Chicago ward politics came into play this week when the White House admitted that Chief of Staff Rahm Emanuel recruited former President Bill Clinton to offer an alleged “unpaid presidential advisory role” to Rep. Joe Sestak if he didn’t run against White House-backed Sen. Arlen Specter in the Pennsylvania Democratic Senate primary.  Sestak turned down the offer and went on to defeat Specter in the primary last week.

The federal bribery statute, 18 USC Section 201 makes it a crime to “corruptly . . . give, offer, or promise . . . anything of value . . . to a public official . . . with intent to influence” that official in “an official act.”

The serious question here is whether this is an impeachable offense?

The White House says not.  Waiting until a Friday before a Memorial Day weekend, a sleazy tactic hoping the controversial news would get lost in a holiday weekend,  White House Counsel Robert Bauer, said the act was none other than Bill Clinton who offered Sestak not the position  of Secretary of the Navy as some have alleged, but rather an unpaid, advisory position if he would stay in his job as a congressman and decline to take on Sen. Specter in the primary.
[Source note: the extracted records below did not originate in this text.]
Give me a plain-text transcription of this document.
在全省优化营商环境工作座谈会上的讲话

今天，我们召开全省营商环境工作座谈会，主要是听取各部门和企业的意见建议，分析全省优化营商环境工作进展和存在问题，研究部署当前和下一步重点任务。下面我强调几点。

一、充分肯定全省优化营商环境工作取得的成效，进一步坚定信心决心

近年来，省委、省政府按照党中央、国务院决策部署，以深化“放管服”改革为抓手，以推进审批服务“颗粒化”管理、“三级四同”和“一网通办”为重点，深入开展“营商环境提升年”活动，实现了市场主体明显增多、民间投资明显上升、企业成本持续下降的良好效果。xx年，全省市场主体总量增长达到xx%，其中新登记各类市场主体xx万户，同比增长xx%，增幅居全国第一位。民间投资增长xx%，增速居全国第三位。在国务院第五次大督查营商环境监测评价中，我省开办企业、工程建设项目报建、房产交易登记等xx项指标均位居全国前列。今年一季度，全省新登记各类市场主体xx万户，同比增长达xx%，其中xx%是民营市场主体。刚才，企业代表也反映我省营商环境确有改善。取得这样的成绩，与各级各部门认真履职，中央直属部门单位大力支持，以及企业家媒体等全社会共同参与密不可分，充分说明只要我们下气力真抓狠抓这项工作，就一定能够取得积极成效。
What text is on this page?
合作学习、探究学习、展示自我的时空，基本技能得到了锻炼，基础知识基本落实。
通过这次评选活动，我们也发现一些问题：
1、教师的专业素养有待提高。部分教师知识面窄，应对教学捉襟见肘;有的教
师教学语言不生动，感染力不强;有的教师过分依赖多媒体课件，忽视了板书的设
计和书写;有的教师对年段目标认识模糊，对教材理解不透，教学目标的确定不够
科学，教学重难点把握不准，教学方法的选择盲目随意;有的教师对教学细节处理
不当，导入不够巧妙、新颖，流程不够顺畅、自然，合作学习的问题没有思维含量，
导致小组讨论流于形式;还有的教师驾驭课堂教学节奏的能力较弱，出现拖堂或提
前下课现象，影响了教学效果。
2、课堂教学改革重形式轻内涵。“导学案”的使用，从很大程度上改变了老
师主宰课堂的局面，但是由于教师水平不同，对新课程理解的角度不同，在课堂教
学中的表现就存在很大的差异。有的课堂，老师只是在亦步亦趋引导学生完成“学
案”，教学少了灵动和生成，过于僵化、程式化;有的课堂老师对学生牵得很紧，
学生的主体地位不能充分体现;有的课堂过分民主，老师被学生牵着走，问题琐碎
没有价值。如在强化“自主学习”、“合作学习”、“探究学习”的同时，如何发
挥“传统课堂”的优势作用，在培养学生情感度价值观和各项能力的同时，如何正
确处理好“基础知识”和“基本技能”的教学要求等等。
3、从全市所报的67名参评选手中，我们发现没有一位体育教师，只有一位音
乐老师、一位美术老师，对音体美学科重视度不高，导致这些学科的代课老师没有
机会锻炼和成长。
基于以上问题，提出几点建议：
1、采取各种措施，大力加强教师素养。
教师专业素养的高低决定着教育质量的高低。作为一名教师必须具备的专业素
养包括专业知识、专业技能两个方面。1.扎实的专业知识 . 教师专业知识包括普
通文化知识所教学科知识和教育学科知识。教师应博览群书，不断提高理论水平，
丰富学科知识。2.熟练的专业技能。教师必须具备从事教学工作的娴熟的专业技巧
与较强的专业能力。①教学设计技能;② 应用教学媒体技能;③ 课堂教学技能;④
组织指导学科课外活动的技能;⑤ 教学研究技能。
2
Now it is clear by previous actions and statements by President Obama that he thinks the citizens of this country are fools.

The carefully selected words of the White House Counsel are meant to dodge the law in some form of legal manipulation.

Furthermore who would think that Emanuel, who is not unaccustomed to hard nose back room horse trading, would not have discussed this ploy with Obama and receive his approval to approach his former boss, Bill Clinton to make an offer of some kind to Sestak?

Remember it was Emanuel who admitted to talking to former Gov. Rod Blagojevich about the type of person who should replace the president in the Senate.  Blagojevich was later ousted amid a federal corruption investigation alleging he was trying to sell Obama’s Senate seat to the highest bidder.  However, no one in the Obama administration was implicated – yet!

And is it really plausible to think that an administration would pick a former president to offer Sestak ‘an unpaid, advisory position’ to not run against Specter?

Now the unpaid, advisory position to the president is apparently the legal dodge to argue that it is not “anything of value” as the law describes bribery.

However, I will leave that to the lawyers to debate in the court of law.

But in the court of public opinion the Obama administration is loosing day by day as his approval rating of 42 % demonstrates, and this Chicago style politics is but one more nail in the coffin of Obama’s public image and failed promises.

Is this the same man that promised to bring ethics and transparency to beltway politics?

No, these are just two kids we took out of Chicago, but you can’t take Chicago out of these two kids.